H3: Informeel taalgebruik in een webcarereactie op NeWOM leidt tot een betere reputatie dan geen informeel taalgebruik.
H4: Informeel taalgebruik in een webcarereactie op NeWOM leidt tot een betere relatie dan geen informeel taalgebruik.
Uitnodigende retoriek
Uitnodigende retoriek richt zich op een uitwisseling van ideeën en meningen met stakeholders (Van Noort, Kerkhof, Verhoeven & Willemsen, 2014). Het doel van deze techniek is het creëren van een atmosfeer van wederzijds begrip met waardering voor verschillende standpunten (Foss & Griffin, 1995). Organisaties kunnen dit doen door mensen expliciet uit te nodigen om hun gedachten over de organisatie en ervaringen te delen of door betrokkenheid te tonen in hetgeen de consument te zeggen heeft over de organisatie (Harrison & Barthel, 2009). De bereidheid om kritisch te luisteren naar consumenten drukken organisaties uit door in een reactie naar de consument bijvoorbeeld het volgende te sturen: “laat ons weten wat je denkt” of “we gaan graag in gesprek met je” (Kwon & Sung, 2011). Op de afbeelding hieronder is een voorbeeld te zien van uitnodigende retoriek in een tweet.

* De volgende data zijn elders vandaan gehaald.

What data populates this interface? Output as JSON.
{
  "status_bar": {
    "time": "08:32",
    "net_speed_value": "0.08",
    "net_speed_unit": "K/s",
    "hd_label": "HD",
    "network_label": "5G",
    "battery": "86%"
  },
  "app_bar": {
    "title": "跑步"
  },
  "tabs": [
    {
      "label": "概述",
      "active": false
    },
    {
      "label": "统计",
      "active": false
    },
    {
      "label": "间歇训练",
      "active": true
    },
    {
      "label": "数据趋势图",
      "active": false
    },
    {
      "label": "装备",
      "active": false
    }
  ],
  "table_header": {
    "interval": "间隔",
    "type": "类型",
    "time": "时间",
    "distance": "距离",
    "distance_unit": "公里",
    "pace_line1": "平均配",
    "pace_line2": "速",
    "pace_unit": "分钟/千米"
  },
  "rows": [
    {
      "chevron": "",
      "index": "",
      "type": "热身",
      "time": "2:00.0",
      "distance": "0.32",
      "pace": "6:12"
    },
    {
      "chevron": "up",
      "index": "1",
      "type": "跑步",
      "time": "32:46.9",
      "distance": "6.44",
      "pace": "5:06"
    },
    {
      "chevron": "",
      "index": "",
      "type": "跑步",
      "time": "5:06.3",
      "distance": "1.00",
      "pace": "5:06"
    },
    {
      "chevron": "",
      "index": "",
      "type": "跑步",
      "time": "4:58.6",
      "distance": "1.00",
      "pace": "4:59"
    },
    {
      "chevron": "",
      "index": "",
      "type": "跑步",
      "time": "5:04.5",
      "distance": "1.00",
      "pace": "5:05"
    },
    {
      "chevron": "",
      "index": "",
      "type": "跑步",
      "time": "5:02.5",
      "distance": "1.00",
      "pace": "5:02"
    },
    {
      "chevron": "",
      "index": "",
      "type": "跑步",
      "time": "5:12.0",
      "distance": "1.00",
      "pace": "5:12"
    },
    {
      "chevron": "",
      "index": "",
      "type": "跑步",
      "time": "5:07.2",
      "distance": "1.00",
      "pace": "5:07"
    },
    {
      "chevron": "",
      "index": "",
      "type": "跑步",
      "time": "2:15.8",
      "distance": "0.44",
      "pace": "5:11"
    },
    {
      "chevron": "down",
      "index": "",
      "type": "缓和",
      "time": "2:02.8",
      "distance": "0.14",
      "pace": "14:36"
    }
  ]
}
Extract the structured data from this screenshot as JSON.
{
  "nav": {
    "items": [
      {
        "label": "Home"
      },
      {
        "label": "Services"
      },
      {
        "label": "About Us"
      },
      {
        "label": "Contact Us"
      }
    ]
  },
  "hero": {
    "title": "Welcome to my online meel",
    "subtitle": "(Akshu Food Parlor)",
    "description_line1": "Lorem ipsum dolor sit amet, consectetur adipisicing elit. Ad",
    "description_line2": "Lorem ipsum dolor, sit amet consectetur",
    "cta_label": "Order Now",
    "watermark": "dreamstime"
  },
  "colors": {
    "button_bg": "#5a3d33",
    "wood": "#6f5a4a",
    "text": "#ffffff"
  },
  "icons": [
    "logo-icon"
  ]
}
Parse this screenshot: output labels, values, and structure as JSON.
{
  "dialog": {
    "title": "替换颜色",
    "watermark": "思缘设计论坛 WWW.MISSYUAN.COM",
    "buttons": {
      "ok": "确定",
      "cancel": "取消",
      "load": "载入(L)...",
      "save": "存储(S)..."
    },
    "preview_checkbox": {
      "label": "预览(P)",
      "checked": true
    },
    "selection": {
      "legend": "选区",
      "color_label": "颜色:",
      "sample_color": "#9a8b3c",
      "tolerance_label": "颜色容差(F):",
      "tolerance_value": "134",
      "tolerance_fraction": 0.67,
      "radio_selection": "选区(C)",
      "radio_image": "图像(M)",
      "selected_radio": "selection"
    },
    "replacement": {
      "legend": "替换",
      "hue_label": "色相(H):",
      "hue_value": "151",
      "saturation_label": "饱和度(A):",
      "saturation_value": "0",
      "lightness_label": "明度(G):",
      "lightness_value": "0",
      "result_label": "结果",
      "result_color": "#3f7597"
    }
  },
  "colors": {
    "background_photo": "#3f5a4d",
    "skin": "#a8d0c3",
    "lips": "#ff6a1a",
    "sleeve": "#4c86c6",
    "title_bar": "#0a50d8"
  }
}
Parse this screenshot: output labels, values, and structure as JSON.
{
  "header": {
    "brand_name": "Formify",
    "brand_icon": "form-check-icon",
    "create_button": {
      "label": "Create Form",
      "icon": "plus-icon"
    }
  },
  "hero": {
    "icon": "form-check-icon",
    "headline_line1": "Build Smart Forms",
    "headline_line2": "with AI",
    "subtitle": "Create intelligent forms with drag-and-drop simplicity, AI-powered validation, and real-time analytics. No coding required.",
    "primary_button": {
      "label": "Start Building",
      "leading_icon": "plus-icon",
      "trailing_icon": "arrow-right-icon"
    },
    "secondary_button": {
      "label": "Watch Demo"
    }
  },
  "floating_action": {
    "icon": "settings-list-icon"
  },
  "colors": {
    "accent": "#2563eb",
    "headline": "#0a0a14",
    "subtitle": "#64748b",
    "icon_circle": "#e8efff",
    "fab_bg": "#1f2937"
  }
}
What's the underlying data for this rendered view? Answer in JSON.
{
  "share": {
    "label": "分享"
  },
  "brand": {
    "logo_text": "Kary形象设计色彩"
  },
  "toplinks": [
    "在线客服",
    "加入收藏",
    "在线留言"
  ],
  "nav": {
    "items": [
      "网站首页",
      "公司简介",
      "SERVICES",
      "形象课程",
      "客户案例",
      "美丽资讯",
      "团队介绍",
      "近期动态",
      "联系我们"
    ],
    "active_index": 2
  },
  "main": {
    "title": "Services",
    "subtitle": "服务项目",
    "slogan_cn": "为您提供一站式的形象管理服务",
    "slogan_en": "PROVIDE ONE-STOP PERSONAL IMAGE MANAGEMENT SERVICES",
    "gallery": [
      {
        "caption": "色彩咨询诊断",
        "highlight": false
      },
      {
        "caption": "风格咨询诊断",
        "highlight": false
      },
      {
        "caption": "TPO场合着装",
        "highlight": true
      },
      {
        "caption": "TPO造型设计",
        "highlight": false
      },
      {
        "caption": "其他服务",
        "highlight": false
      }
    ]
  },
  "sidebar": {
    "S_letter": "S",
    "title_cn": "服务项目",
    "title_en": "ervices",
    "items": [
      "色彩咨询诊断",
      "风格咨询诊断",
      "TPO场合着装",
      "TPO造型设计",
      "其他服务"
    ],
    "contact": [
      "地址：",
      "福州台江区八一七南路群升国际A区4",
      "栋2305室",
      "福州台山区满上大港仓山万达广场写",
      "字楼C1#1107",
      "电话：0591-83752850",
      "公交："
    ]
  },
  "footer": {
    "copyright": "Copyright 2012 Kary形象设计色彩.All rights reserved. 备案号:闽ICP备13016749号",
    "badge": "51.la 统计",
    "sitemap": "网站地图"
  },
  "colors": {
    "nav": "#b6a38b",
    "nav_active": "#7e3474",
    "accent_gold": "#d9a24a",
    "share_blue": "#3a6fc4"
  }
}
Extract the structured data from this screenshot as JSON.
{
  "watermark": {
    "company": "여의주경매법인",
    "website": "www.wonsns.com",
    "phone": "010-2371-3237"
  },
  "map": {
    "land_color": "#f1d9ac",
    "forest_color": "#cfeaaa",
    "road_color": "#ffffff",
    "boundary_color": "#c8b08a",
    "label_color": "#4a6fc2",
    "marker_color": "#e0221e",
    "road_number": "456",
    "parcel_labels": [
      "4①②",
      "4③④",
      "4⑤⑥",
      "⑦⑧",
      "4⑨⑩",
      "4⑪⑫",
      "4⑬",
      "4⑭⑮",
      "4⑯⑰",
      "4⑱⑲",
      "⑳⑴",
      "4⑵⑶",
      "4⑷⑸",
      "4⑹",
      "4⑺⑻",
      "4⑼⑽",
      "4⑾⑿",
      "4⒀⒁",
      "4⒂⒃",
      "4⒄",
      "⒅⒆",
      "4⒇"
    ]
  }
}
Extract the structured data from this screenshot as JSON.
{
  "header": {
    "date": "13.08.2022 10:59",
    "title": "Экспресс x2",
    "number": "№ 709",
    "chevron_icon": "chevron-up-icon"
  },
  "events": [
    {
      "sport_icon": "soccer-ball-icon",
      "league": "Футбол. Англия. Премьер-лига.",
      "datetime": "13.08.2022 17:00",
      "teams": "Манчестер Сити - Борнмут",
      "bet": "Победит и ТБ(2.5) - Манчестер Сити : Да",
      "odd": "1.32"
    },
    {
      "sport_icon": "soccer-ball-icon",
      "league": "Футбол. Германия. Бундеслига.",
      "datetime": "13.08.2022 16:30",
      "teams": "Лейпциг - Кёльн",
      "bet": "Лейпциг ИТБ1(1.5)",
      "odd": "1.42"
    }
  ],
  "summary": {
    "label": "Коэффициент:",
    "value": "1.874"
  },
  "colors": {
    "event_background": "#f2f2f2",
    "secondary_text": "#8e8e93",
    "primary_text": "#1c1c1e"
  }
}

Afbeelding 3. Tweet waarin gebruik wordt gemaakt van de CHV-‐techniek uitnodigende retoriek
Net als bij informeel taalgebruik is naar het effect van uitnodigende retoriek op reputatie en relatie niet eerder onderzoek gedaan. Over uitnodigende retoriek is wel bekend dat het impliceert dat een merk naar haar consumenten luistert en hen uitnodigt om deel te nemen aan een conversatie. Eerder onderzoek van Kwon en Sung (2011) suggereert dat organisaties Twitter op deze manier gebruiken om relaties met consumenten op te starten
en te onderhouden. Uitnodigende retoriek zou dus kunnen leiden tot een goede relatie tussen organisatie en stakeholder. Op basis van het onderzoek van Kwon en Sung (2011) en de positieve effecten van de andere twee CHV-‐technieken, wordt verwacht dat uitnodigende retoriek ook positievere effecten oplevert voor zowel reputatie als relatie in vergelijking met geen uitnodigende retoriek.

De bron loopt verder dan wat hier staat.